De acordo com as regras, o programa não é automático e possui critérios bem definidos. Só poderão ser atendidas as famílias que:
- tiveram a moradia destruída ou interditada definitivamente pelas chuvas
- residiam no imóvel afetado, seja próprio ou alugado
- estão enquadradas nas faixas de menor renda do Minha Casa, Minha Vida, até a Faixa 2 – cerca de 3 salários mínimos
- atendem aos critérios de elegibilidade previstos na legislação federal
Imóveis utilizados para fins comerciais não são contemplados pelo programa.

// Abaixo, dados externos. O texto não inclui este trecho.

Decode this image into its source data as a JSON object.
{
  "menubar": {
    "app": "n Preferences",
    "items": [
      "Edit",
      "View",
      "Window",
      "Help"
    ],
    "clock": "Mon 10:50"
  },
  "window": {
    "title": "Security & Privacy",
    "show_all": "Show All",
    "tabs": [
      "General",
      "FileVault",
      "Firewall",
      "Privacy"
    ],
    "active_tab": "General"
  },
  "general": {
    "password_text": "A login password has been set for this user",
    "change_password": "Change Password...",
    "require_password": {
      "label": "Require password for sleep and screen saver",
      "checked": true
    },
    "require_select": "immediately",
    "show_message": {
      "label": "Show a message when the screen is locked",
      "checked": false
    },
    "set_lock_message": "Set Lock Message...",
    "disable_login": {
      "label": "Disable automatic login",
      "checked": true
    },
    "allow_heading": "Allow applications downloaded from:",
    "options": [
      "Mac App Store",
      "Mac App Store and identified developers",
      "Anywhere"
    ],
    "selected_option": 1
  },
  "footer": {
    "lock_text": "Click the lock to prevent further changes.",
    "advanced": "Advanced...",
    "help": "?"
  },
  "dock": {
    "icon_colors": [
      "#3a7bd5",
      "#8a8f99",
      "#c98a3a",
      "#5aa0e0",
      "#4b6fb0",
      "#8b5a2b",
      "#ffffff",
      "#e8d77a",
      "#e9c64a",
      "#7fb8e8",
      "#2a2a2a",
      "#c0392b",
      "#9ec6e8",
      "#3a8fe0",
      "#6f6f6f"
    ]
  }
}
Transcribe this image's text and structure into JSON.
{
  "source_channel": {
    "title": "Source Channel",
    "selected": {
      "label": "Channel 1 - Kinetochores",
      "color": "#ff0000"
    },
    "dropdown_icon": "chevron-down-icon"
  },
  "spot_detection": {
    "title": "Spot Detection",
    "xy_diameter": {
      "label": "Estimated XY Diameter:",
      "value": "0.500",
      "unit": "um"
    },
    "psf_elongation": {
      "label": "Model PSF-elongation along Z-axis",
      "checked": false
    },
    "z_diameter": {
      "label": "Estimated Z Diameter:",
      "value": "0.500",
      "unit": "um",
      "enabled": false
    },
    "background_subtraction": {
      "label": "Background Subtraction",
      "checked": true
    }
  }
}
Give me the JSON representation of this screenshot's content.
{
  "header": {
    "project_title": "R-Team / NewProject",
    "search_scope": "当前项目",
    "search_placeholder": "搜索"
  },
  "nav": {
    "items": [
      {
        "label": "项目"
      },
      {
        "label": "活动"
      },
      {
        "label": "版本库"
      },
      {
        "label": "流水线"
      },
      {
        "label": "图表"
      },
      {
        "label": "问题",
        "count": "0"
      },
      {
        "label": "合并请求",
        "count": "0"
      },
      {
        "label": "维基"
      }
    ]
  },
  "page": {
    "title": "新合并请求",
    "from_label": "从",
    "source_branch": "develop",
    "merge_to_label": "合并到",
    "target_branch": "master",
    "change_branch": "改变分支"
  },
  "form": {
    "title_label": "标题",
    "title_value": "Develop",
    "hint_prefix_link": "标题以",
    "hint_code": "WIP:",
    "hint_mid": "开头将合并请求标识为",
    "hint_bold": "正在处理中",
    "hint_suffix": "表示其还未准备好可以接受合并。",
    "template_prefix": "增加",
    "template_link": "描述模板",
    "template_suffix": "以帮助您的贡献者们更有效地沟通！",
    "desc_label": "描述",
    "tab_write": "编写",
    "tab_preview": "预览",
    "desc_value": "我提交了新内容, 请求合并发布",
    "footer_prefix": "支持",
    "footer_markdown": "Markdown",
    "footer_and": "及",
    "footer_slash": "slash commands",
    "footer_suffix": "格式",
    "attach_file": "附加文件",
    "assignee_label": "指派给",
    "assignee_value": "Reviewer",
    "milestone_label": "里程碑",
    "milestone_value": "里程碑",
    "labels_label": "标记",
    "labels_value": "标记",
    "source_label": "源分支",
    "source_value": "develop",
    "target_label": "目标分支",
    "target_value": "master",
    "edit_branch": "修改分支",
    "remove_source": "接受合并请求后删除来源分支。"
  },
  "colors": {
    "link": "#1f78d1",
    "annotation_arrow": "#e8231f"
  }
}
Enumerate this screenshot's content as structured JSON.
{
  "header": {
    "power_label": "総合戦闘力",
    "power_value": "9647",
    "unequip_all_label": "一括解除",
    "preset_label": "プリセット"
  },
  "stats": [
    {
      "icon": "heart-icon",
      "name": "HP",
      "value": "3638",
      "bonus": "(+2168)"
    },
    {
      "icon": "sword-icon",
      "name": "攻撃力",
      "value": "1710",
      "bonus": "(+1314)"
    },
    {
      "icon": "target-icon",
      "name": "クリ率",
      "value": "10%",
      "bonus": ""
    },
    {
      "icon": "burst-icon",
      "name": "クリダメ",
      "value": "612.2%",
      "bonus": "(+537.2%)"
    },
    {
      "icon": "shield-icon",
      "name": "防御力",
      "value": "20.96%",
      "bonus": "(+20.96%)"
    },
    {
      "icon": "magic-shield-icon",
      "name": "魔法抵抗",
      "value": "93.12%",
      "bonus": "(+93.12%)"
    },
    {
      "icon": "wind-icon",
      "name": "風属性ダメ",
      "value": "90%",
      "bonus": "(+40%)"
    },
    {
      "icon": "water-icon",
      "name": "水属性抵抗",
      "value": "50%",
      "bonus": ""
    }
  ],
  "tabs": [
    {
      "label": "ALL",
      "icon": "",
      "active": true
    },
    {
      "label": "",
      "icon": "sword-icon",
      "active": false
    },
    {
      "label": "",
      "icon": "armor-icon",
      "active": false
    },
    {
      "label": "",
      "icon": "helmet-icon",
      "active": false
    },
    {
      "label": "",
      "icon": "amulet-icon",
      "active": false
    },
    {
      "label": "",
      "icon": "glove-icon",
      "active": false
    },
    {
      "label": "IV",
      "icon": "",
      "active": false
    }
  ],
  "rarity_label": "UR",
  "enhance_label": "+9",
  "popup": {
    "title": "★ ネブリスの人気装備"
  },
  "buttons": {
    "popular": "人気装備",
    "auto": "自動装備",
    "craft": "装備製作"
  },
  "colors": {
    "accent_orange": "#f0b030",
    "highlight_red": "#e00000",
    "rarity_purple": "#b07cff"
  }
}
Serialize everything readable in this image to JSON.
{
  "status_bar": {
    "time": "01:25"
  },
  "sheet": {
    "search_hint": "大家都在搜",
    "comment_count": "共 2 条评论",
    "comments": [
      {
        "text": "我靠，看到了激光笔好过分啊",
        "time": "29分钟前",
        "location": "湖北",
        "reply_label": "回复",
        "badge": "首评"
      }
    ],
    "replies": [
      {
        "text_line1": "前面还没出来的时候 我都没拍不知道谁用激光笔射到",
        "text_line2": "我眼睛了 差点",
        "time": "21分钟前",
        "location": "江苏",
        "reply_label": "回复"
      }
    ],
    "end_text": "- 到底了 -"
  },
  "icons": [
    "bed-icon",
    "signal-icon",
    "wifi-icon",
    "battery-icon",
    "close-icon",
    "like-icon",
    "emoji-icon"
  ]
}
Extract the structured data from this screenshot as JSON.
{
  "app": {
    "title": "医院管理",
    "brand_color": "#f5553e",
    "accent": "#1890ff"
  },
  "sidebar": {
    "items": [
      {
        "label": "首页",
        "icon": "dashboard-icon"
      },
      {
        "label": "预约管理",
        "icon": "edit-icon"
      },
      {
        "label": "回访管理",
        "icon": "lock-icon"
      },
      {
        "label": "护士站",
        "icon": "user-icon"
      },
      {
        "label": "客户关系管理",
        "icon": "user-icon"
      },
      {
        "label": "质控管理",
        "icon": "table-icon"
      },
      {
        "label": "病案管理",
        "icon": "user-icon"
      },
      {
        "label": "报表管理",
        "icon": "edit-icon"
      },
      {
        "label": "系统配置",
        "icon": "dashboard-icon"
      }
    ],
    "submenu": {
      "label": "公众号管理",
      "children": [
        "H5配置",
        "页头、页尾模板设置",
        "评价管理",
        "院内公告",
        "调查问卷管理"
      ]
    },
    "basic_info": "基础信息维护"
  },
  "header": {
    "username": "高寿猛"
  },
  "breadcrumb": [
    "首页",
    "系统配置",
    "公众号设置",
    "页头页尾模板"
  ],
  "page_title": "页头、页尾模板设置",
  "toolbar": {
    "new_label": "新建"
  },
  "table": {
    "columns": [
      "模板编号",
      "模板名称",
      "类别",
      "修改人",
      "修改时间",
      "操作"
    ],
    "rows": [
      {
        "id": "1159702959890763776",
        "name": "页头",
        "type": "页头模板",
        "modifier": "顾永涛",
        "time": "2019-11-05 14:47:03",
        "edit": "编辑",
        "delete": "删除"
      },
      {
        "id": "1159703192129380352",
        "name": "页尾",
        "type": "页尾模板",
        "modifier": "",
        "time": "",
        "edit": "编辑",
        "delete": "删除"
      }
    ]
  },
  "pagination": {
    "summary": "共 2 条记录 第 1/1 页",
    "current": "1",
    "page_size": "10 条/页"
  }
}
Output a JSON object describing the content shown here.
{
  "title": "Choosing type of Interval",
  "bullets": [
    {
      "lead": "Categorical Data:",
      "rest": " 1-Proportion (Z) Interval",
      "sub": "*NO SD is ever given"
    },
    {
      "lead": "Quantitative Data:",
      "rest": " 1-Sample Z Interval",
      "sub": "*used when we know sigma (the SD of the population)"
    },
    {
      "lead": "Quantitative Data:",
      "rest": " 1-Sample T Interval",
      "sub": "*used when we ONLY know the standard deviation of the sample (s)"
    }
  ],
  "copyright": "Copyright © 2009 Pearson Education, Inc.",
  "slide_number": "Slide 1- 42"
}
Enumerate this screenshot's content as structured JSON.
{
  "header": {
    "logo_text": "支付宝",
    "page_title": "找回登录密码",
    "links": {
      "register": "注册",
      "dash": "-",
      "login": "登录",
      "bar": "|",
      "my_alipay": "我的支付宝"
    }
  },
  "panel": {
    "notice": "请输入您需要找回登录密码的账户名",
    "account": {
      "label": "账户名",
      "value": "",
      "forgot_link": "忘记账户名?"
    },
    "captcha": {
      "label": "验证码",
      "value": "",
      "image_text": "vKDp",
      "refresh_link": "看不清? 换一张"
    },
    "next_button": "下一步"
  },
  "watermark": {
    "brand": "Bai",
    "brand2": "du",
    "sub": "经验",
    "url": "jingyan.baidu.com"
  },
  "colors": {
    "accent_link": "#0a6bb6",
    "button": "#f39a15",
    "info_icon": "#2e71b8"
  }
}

Imóveis de até R$ 200 mil e sem dívidas
O programa permite a aquisição de imóveis novos ou usados, desde que atendam a critérios técnicos. Entre as exigências estão:
- localização em Minas Gerais
- imóvel em área segura, fora de regiões condenadas pela Defesa Civil
- registro em cartório
- regularidade urbanística
- condições adequadas de habitabilidade
O valor máximo pago por unidade será de R$ 200 mil, considerando sempre o menor valor entre o preço de venda e a avaliação feita pela Caixa Econômica Federal.
A Caixa também é responsável por analisar os imóveis e realizar vistoria técnica para validar as condições e definir o valor final a ser pago.
Etapas do processo
O fluxo definido pelo Governo Federal envolve várias fases, começando pela atuação da Prefeitura:
- Envio da documentação ao Governo Federal: O município precisa apresentar ofício, laudos técnicos, fotos, mapas e arquivos georreferenciados comprovando quais imóveis foram destruídos ou interditados.
- Análise e aprovação pelo Governo Federal: A Secretaria Nacional de Proteção e Defesa Civil avalia os dados e define quantas unidades serão atendidas.
- Cadastro das famílias: Após a aprovação, a Prefeitura tem até 60 dias para cadastrar as famílias no sistema da Dataprev, informando CPF e endereço.
- Cruzamento de dados: A Dataprev e a Caixa analisam as informações em bases como CadÚnico, FGTS e RAIS para verificar se a família atende aos critérios.
- Escolha do imóvel: Famílias aprovadas têm até 90 dias para indicar um imóvel dentro das opções disponíveis.
- Assinatura do contrato: Após a escolha, a família é convocada para assinatura do contrato, que deve ocorrer em até 30 dias.
Prazo pode levar entrega das casas do Compra Assistida para 2027
Somando os prazos previstos — 60 dias para cadastro, 90 dias para escolha do imóvel e 30 dias para assinatura — o processo pode levar ao menos seis meses, sem contar o tempo de análise e oferta de imóveis.
Além disso, o próprio governo estabelece que os contratos devem ser formalizados até 31 de dezembro de 2026, com possibilidade de prorrogação.
Na prática, isso significa que a entrada das famílias nos imóveis pode ocorrer apenas no fim de 2026 ou no início de 2027.
Outro fator que pode impactar o prazo é a possibilidade de inclusão de imóveis ainda em construção, desde que sejam concluídos em até 10 meses.
Regras após receber o imóvel
As famílias beneficiadas também terão obrigações:
- o imóvel não poderá ser vendido por 5 anos
- o contrato será registrado, preferencialmente, no nome da mulher da família
- apenas um membro do grupo familiar poderá ser beneficiado
Além disso, o não cumprimento de prazos — como a não escolha do imóvel ou a ausência na assinatura do contrato — pode levar à perda do benefício.
Papel das prefeituras
As portarias também deixam claro que os municípios têm papel central no processo. Cabe às prefeituras:
- identificar as famílias atingidas
- manter a documentação comprobatória
- atualizar cadastros
- evitar a reocupação de áreas de risco
A gestão municipal também será responsável por acompanhar o processo e prestar apoio às famílias durante todas as etapas.